Henrietta frowned. Madame Merle’s was not a name she had expected to hear mentioned in the tale that at last was beginning to be unfolded before her, but now, when she did hear it, she was surprised to find herself unsurprised. She had seen little of this lady, and knew less, but what she had seen, and what she did know, left her in no doubt as to what such a person would be capable of, and the lengths she would go to in achieving her ends. And despite the warmth of the sun on her back, the staunch young woman felt a chill shiver along her spine.
They had progressed sufficiently far around the circle of greenery for them now to encounter once more the dark-suited nurse and her tiny charge. This time Isabel carefully avoided looking at the startled pink face framed in satin within the hood, and passed on quickly. When she began to speak again the words tumbled out of her in a sullen, low monotone.

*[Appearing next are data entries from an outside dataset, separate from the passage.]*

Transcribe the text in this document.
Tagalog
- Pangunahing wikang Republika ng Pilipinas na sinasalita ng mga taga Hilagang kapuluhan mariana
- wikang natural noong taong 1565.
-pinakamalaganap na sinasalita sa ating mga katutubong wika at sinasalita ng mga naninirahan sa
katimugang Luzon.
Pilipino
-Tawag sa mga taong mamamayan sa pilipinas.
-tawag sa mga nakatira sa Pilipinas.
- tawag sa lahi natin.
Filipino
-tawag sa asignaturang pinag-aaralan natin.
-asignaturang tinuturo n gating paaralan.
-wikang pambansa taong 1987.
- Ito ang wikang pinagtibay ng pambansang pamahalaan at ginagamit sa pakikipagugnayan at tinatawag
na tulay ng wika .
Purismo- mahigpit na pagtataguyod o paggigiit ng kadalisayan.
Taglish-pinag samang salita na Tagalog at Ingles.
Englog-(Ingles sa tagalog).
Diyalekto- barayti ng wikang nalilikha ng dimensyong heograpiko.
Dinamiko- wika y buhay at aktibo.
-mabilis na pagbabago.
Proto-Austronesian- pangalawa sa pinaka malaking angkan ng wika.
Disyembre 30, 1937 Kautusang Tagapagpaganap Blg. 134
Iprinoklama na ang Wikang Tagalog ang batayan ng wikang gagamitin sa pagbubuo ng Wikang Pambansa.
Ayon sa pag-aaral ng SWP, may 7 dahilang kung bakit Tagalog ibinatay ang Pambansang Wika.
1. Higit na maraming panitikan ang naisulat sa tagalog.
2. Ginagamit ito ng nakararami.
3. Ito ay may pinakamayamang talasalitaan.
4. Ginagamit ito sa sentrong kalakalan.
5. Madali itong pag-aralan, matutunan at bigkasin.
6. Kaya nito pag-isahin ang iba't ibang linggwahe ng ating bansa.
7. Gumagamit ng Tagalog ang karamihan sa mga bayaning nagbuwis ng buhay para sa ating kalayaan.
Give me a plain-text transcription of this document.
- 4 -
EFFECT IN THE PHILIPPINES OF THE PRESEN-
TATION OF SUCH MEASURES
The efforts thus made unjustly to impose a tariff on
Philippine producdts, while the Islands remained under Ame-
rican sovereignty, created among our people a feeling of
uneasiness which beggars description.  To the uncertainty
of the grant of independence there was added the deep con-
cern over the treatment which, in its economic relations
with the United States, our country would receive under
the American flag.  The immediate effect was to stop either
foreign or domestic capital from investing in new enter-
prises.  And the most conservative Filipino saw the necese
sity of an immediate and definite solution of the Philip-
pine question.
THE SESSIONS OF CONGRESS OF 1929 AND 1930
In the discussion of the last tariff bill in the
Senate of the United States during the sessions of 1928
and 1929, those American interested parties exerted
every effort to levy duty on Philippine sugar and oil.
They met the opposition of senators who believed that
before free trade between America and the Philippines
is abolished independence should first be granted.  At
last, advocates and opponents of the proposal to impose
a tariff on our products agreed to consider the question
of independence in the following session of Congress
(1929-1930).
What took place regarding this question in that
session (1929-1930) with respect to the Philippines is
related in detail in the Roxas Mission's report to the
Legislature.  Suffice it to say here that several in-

“Amy told me many things, of which the most remarkable, to say the least, was that my husband’s first wife had no child. Yes, yes, there is Pansy, I know, and she is Osmond’s daughter. Until the time when she was born he was living in Naples, although he and his wife were elsewhere—in Piedmont, if I have it right—when the poor woman supposedly died in childbirth. He was fortunate in the way the dates fell out—he was always fortunate in such things, I see that now; the luck of the devil, you may say.” She gave a brief laugh, which sounded, however, more like a harsh sigh. “He returned from Piedmont, and thereafter left Naples, a widower with a little daughter, and settled in Florence, in rented apartments on the hill of Bellosguardo. As to where Madame Merle made off to, I do not know.”